Analyze how experience replay is applied to the cartpole problem.
How does experience replay work in this algorithm?
    It is a process that uniformly samples experiences from the memory and for each entry updates its Q value (Surma, 2019).
What is the effect of introducing a discount factor for calculating the future rewards?
    It makes an infinite sum finite.  If rewards are not discounted, the sum of the rewards would grow infinitely and an
    optimal solution would not be found (Beysolow, 2019).

Analyze how neural networks are used in deep Q-learning.
Explain the neural network architecture that is used in the cartpole problem.
    The neural network consists of an input layer, hidden layers, and an ouput layer.  The input comes from the observation
    space then they are fed through the layers until the output layer selects and action.  The state if the environment is fed
    into the neural network and the expected reward is calculated for each action.  The next action is then selected based on
    the greatest possible reward (Kedia, 2020).  Q-Learning uses two neural networks in its learning process (Singh, 2022).
How does the neural network make the Q-learning algorithm more efficient?
    By remembering each state, and the possible rewards, actions are more efficiently selected.  "Despite having the same
    architecture, these networks differ in their weights. During each N-step, the weights get copied between the main and
    target networks. Both networks help the algorithm learn more effectively and stabilize the learning process" (Singh, 2022).
What difference do you see in the algorithm performance when you increase or decrease the learning rate?
    When decreasing the learning rate, it took much longer to solve the problem.


References:
Surma, G. (2019, November 10). Cartpole - introduction to reinforcement learning (DQN - deep Q-learning). Medium. Retrieved March 29, 2023, from https://gsurma.medium.com/cartpole-introduction-to-reinforcement-learning-ed0eb5b58288 

Gulli, A., & Pal, S. (2017). Deep learning with keras : Get to grips with the basics of keras to implement fast and efficient deep-learning models.
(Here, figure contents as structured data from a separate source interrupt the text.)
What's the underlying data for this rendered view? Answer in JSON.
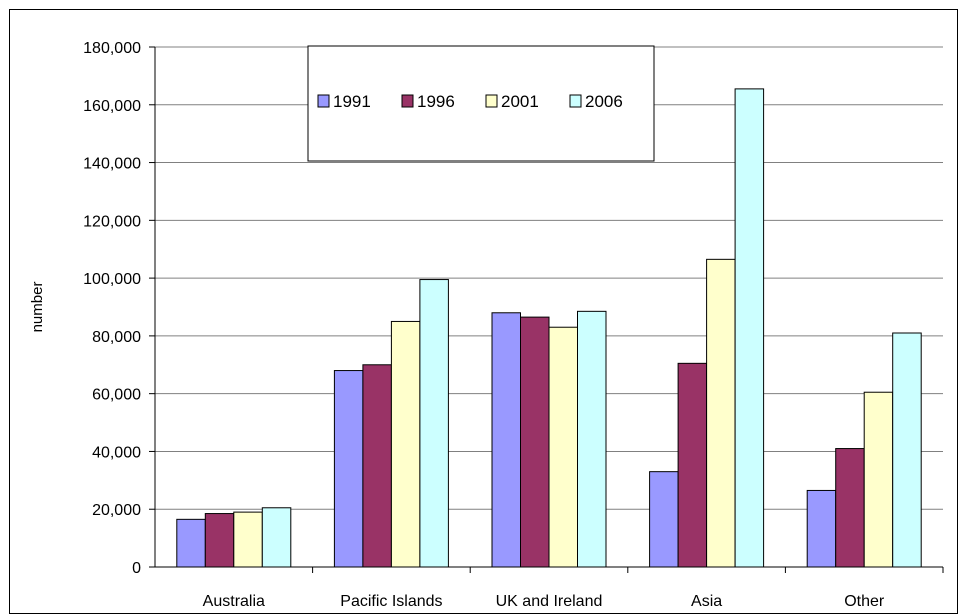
{
  "chart_data": {
    "type": "bar",
    "title": "",
    "xlabel": "",
    "ylabel": "number",
    "categories": [
      "Australia",
      "Pacific Islands",
      "UK and Ireland",
      "Asia",
      "Other"
    ],
    "series": [
      {
        "name": "1991",
        "color": "#9999FF",
        "values": [
          16500,
          68000,
          88000,
          33000,
          26500
        ]
      },
      {
        "name": "1996",
        "color": "#993366",
        "values": [
          18500,
          70000,
          86500,
          70500,
          41000
        ]
      },
      {
        "name": "2001",
        "color": "#FFFFCC",
        "values": [
          19000,
          85000,
          83000,
          106500,
          60500
        ]
      },
      {
        "name": "2006",
        "color": "#CCFFFF",
        "values": [
          20500,
          99500,
          88500,
          165500,
          81000
        ]
      }
    ],
    "ylim": [
      0,
      180000
    ],
    "yticks": [
      0,
      20000,
      40000,
      60000,
      80000,
      100000,
      120000,
      140000,
      160000,
      180000
    ],
    "ytick_labels": [
      "0",
      "20,000",
      "40,000",
      "60,000",
      "80,000",
      "100,000",
      "120,000",
      "140,000",
      "160,000",
      "180,000"
    ],
    "grid": true,
    "legend_position": "top-center"
  }
}
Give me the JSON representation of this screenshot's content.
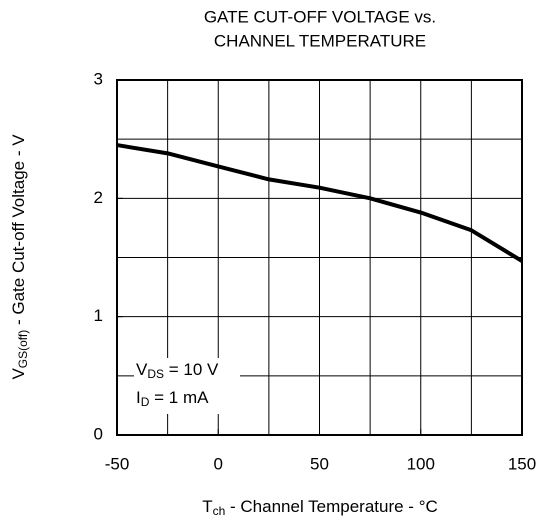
{
  "chart_data": {
    "type": "line",
    "title": [
      "GATE CUT-OFF VOLTAGE vs.",
      "CHANNEL TEMPERATURE"
    ],
    "x_label": [
      "T",
      "ch",
      " - Channel Temperature - °C"
    ],
    "y_label": [
      "V",
      "GS(off)",
      " - Gate Cut-off Voltage - V"
    ],
    "annotations": [
      [
        "V",
        "DS",
        " = 10 V"
      ],
      [
        "I",
        "D",
        " = 1 mA"
      ]
    ],
    "x": [
      -50,
      -25,
      0,
      25,
      50,
      75,
      100,
      125,
      150
    ],
    "series": [
      {
        "color": "#000000",
        "values": [
          2.45,
          2.38,
          2.27,
          2.16,
          2.09,
          2.0,
          1.88,
          1.73,
          1.47
        ]
      }
    ],
    "xlim": [
      -50,
      150
    ],
    "ylim": [
      0,
      3
    ],
    "xticks": [
      -50,
      0,
      50,
      100,
      150
    ],
    "yticks": [
      0,
      1,
      2,
      3
    ],
    "xgrid": [
      -50,
      -25,
      0,
      25,
      50,
      75,
      100,
      125,
      150
    ],
    "ygrid": [
      0,
      0.5,
      1,
      1.5,
      2,
      2.5,
      3
    ],
    "grid": true
  }
}
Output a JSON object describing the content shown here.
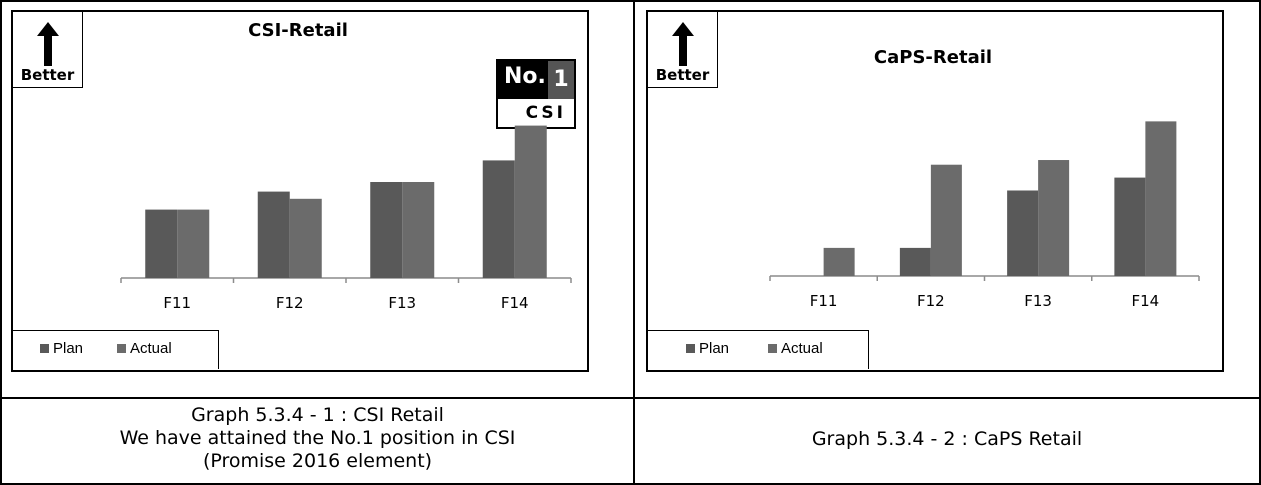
{
  "charts": [
    {
      "title": "CSI-Retail",
      "better_label": "Better",
      "badge": {
        "no_label": "No.",
        "rank": "1",
        "metric": "CSI"
      },
      "legend": [
        "Plan",
        "Actual"
      ],
      "caption_lines": [
        "Graph 5.3.4 - 1 : CSI Retail",
        "We have attained the No.1 position in CSI",
        "(Promise 2016 element)"
      ]
    },
    {
      "title": "CaPS-Retail",
      "better_label": "Better",
      "legend": [
        "Plan",
        "Actual"
      ],
      "caption_lines": [
        "Graph 5.3.4 - 2 : CaPS Retail"
      ]
    }
  ],
  "colors": {
    "plan": "#595959",
    "actual": "#6b6b6b",
    "axis": "#8c8c8c",
    "border": "#000000"
  },
  "chart_data": [
    {
      "type": "bar",
      "title": "CSI-Retail",
      "categories": [
        "F11",
        "F12",
        "F13",
        "F14"
      ],
      "series": [
        {
          "name": "Plan",
          "values": [
            57,
            72,
            80,
            98
          ]
        },
        {
          "name": "Actual",
          "values": [
            57,
            66,
            80,
            127
          ]
        }
      ],
      "ylim": [
        0,
        140
      ],
      "grid": false,
      "legend_position": "bottom-left",
      "xlabel": "",
      "ylabel": ""
    },
    {
      "type": "bar",
      "title": "CaPS-Retail",
      "categories": [
        "F11",
        "F12",
        "F13",
        "F14"
      ],
      "series": [
        {
          "name": "Plan",
          "values": [
            0,
            24,
            73,
            84
          ]
        },
        {
          "name": "Actual",
          "values": [
            24,
            95,
            99,
            132
          ]
        }
      ],
      "ylim": [
        0,
        140
      ],
      "grid": false,
      "legend_position": "bottom-left",
      "xlabel": "",
      "ylabel": ""
    }
  ]
}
Packt Publishing, Limited. 

Beysolow, I. T. (2019). Applied reinforcement learning with python : With openai gym, tensorflow, and keras. Apress L. P..

Kedia, A. (2020, April 15). Creating deep neural networks from scratch, an introduction to reinforcement learning. Medium. Retrieved March 29, 2023, from https://towardsdatascience.com/creating-deep-neural-networks-from-scratch-an-introduction-to-reinforcement-learning-part-i-549ef7b149d2 

Singh, S. (2022, October 7). A comprehensive guide to neural networks in Deep Q-Learning. A Comprehensive Guide to Neural Networks in Deep Q-learning. Retrieved March 29, 2023, from https://www.turing.com/kb/how-are-neural-networks-used-in-deep-q-learning#how-deep-q-networks-function 

Note: If the code is running properly, you should begin to see output appearing above this code block. It will take several minutes, so it is recommended that you let this code run in the background while completing other work. When the code has finished, it will print output saying, "Solved in _ runs, _ total runs."

You may see an error about not having an exit command. This error does not affect the program's functionality and results from the steps taken to convert the code from Python 2.x to Python 3. Please disregard this error.